There would appear to be three reasons not to, starting with the darker side of the legacy of that experiment — namely, its contribution to two major asset bubbles. It’s important to remember that the longer the Fed keeps interest rates at extraordinarily low levels, the greater the possibility for bubbles to form and to burst.

Second, in the same way the Fed would have next to zero ability to get inflation expectations quickly back up, it would also have almost no way of getting them back down if the Fed was perceived as falling behind the curve and expectations became unanchored to the upside.

Third — and perhaps most important — as long as policy interest rates remain close to the zero lower bound, the Fed has no ammunition to actually deal with a shock. Admittedly, the Fed could restart quantitative easing, but we at State Street are skeptical that would be particularly effective on its own.

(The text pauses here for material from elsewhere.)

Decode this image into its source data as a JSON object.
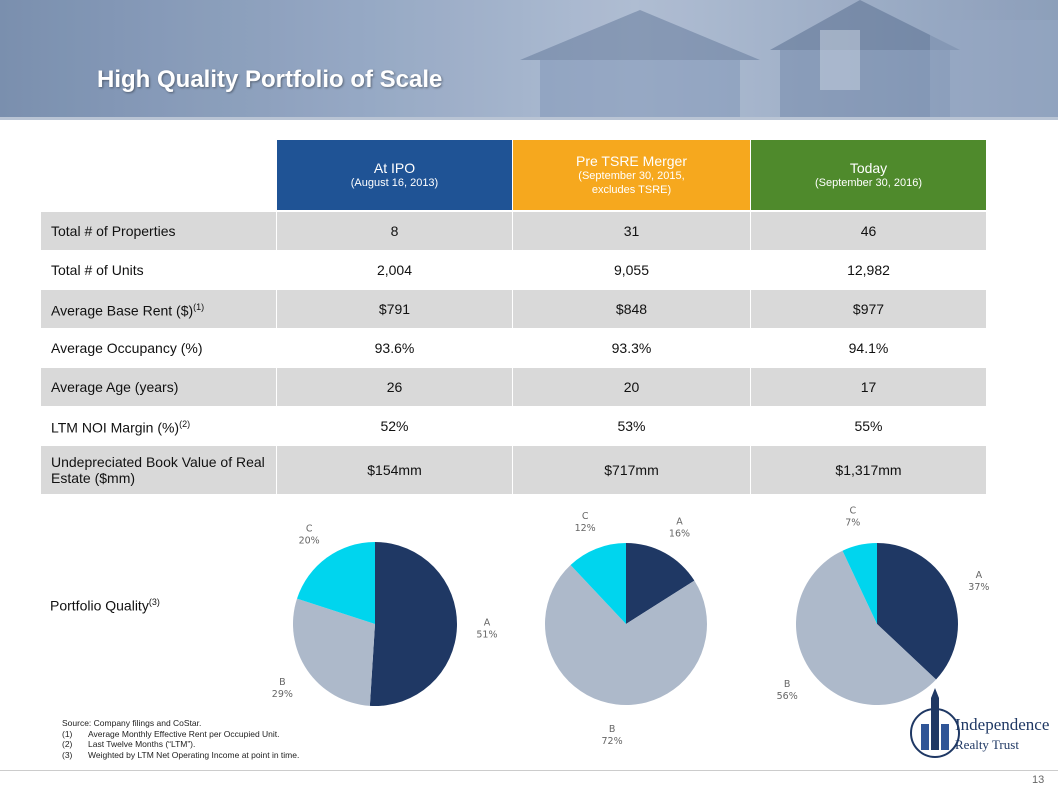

The Fed thus appears to be trying to navigate a very narrow and tricky stretch of road ahead. By starting a gradual rate renormalization process in September, as the Federal Open Market Committee’s latest minutes suggest, the Fed is hoping it can reload the stimulus gun and gently let the air out of asset prices before a shock hits that could cause deflation to again become a risk — all while operating in an economy that has essentially stripped out the feedback loop between inflation and Fed policies.

Put that way, September is probably not a moment too soon.

Christopher Probyn is the chief economist at State Street Global Advisors in Boston.